Nessa noite, da janela do meu quarto, olho pro céu…

Vejo o brilho de poucas estrelas em contraste com a silenciosa e gigantesca escuridão.

Percebo o poder desse universo, amplo, vasto, infinito…

 

E me vejo aqui, no meu quarto, pequeno, limitado…

Preso a um corpo e a pensamentos, delimitado num pequeno espaço planejado.

Um corpo. Tão frágil, tão vulnerável, tão…

 

E comparo: meu minúsculo mundo com o assombroso buraco sem fronteiras do mundo externo.

Os limites do meu entendimento com a falta de explicação de quem nunca precisa se justificar. Só ser… Escuro e brilhante ao mesmo tempo.

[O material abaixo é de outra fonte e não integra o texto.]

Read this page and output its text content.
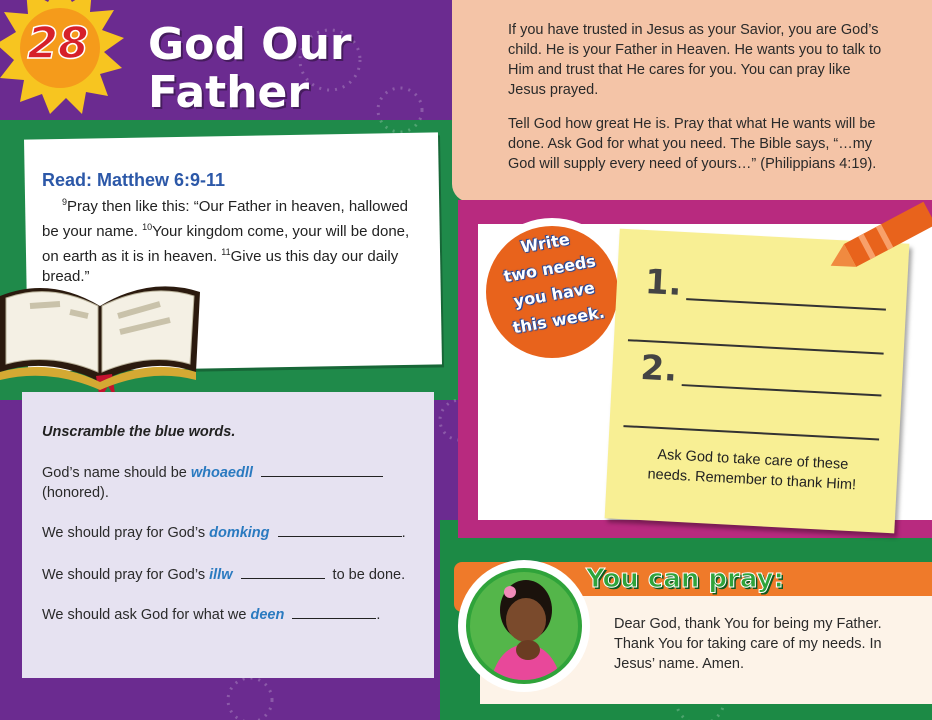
28	God Our
Father
If you have trusted in Jesus as your Savior, you are God’s child. He is your Father in Heaven. He wants you to talk to Him and trust that He cares for you. You can pray like Jesus prayed.
Tell God how great He is. Pray that what He wants will be done. Ask God for what you need. The Bible says, “…my God will supply every need of yours…” (Philippians 4:19).
Read: Matthew 6:9-11
$^9$Pray then like this: “Our Father in heaven, hallowed be your name. $^{10}$Your kingdom come, your will be done, on earth as it is in heaven. $^{11}$Give us this day our daily bread.”
Unscramble the blue words.
God’s name should be whoaedll
(honored).
We should pray for God’s domking	.
We should pray for God’s illw	to be done.
We should ask God for what we deen	.
Write
two needs
you have
this week.
1.
2.
Ask God to take care of these
needs. Remember to thank Him!
You can pray:
Dear God, thank You for being my Father. Thank You for taking care of my needs. In Jesus’ name. Amen.
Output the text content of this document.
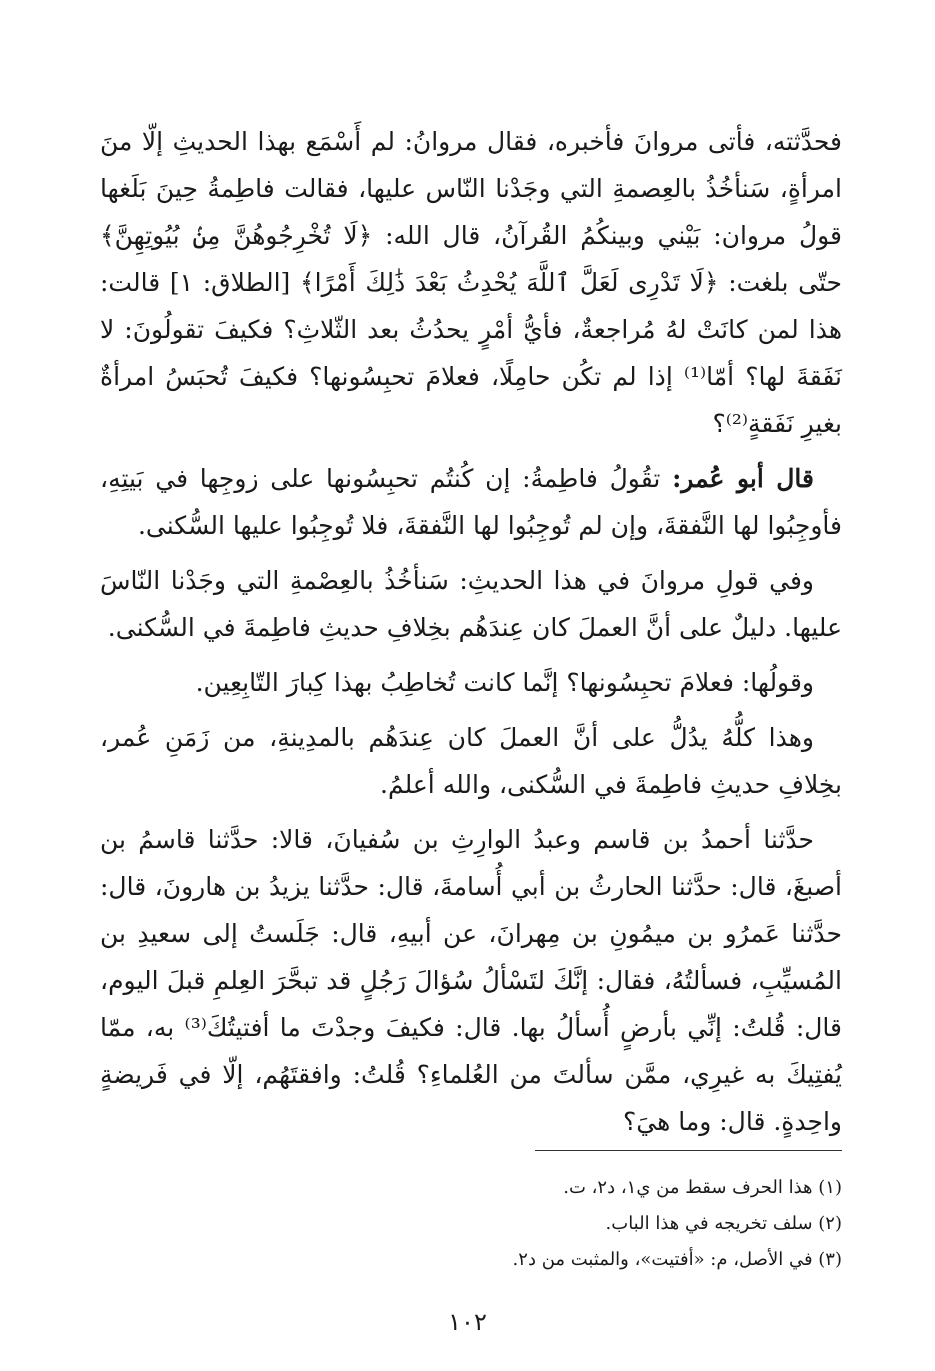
فحدَّثته، فأتى مروانَ فأخبره، فقال مروانُ: لم أَسْمَع بهذا الحديثِ إلّا منَ امرأةٍ، سَنأخُذُ بالعِصمةِ التي وجَدْنا النّاس عليها، فقالت فاطِمةُ حِينَ بَلَغها قولُ مروان: بَيْني وبينكُمُ القُرآنُ، قال الله: ﴿لَا تُخْرِجُوهُنَّ مِنۢ بُيُوتِهِنَّ﴾ حتّى بلغت: ﴿لَا تَدْرِى لَعَلَّ ٱللَّهَ يُحْدِثُ بَعْدَ ذَٰلِكَ أَمْرًا﴾ [الطلاق: ١] قالت: هذا لمن كانَتْ لهُ مُراجعةٌ، فأيُّ أمْرٍ يحدُثُ بعد الثّلاثِ؟ فكيفَ تقولُونَ: لا نَفَقةَ لها؟ أمّا⁽¹⁾ إذا لم تكُن حامِلًا، فعلامَ تحبِسُونها؟ فكيفَ تُحبَسُ امرأةٌ بغيرِ نَفَقةٍ⁽²⁾؟

قال أبو عُمر: تقُولُ فاطِمةُ: إن كُنتُم تحبِسُونها على زوجِها في بَيتِهِ، فأوجِبُوا لها النَّفقةَ، وإن لم تُوجِبُوا لها النَّفقةَ، فلا تُوجِبُوا عليها السُّكنى.

وفي قولِ مروانَ في هذا الحديثِ: سَنأخُذُ بالعِصْمةِ التي وجَدْنا النّاسَ عليها. دليلٌ على أنَّ العملَ كان عِندَهُم بخِلافِ حديثِ فاطِمةَ في السُّكنى.

وقولُها: فعلامَ تحبِسُونها؟ إنَّما كانت تُخاطِبُ بهذا كِبارَ التّابِعِين.

وهذا كلُّهُ يدُلُّ على أنَّ العملَ كان عِندَهُم بالمدِينةِ، من زَمَنِ عُمر، بخِلافِ حديثِ فاطِمةَ في السُّكنى، والله أعلمُ.

حدَّثنا أحمدُ بن قاسم وعبدُ الوارِثِ بن سُفيانَ، قالا: حدَّثنا قاسمُ بن أصبغَ، قال: حدَّثنا الحارثُ بن أبي أُسامةَ، قال: حدَّثنا يزيدُ بن هارونَ، قال: حدَّثنا عَمرُو بن ميمُونِ بن مِهرانَ، عن أبيهِ، قال: جَلَستُ إلى سعيدِ بن المُسيِّبِ، فسألتُهُ، فقال: إنَّكَ لتَسْألُ سُؤالَ رَجُلٍ قد تبحَّرَ العِلمِ قبلَ اليوم، قال: قُلتُ: إنِّي بأرضٍ أُسألُ بها. قال: فكيفَ وجدْتَ ما أفتيتُكَ⁽³⁾ به، ممّا يُفتِيكَ به غيرِي، ممَّن سألتَ من العُلماءِ؟ قُلتُ: وافقتَهُم، إلّا في فَريضةٍ واحِدةٍ. قال: وما هيَ؟

(١) هذا الحرف سقط من ي١، د٢، ت.

(٢) سلف تخريجه في هذا الباب.

(٣) في الأصل، م: «أفتيت»، والمثبت من د٢.

١٠٢
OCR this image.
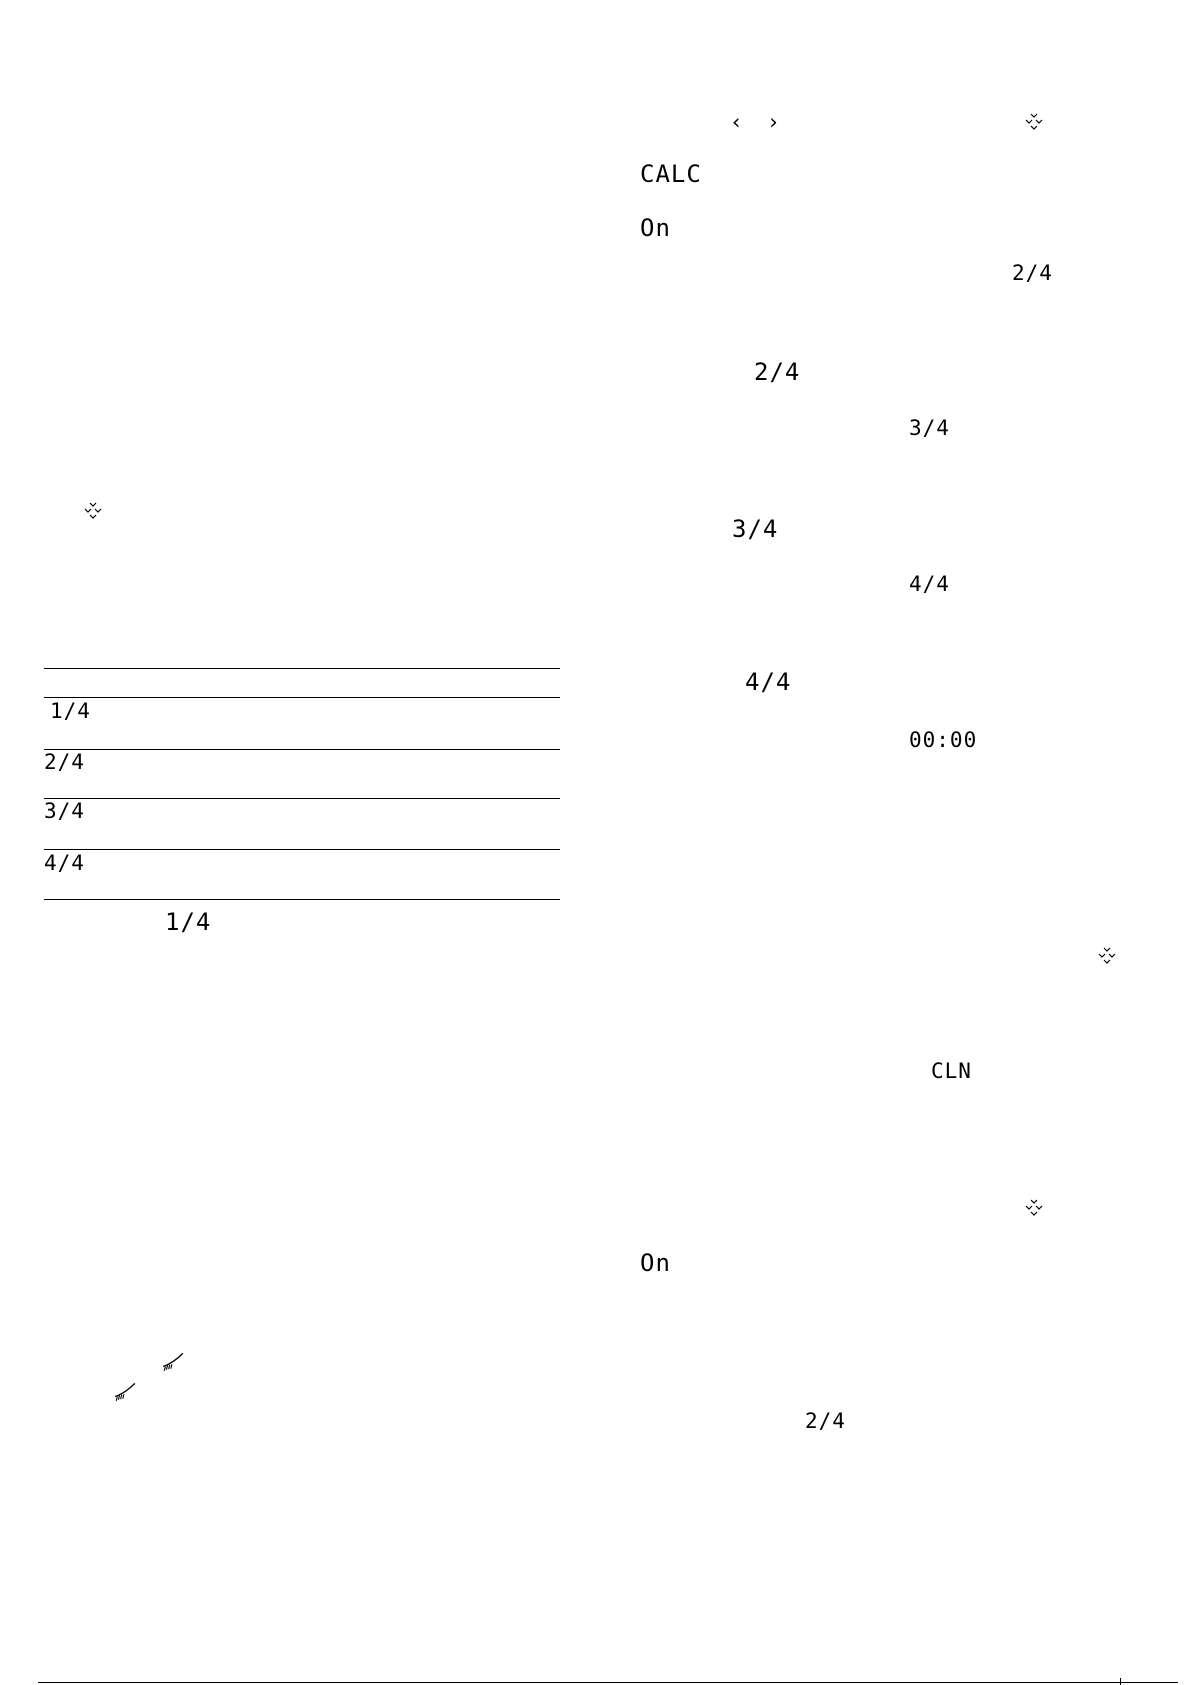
1/4
2/4
3/4
4/4
1/4
‹ ›
CALC
On
2/4
2/4
3/4
3/4
4/4
4/4
00:00
CLN
On
2/4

E comparo o mundo dos meus sonhos com o imenso vazio no céu que me cala…

E me fala: OK, tá tudo certo.

 

 

E assim, nós coexistimos.

A minha pequenez com a minha grandeza.

A minha limitação com a minha expansão.

 

E dessa forma, nos harmonizamos…

Inspiro… E recebo um pouco desse infinito.

Expiro, e me dou um pouquinho a esse mistério.

 

E assim, trocamos.

Eu, o universo, aqui dentro, lá fora…

Sem dor, sem pudor, sem tormento, sem julgamento… Sem hora.

E os relógios – e suas horas – são meros objetos, espectadores de nós.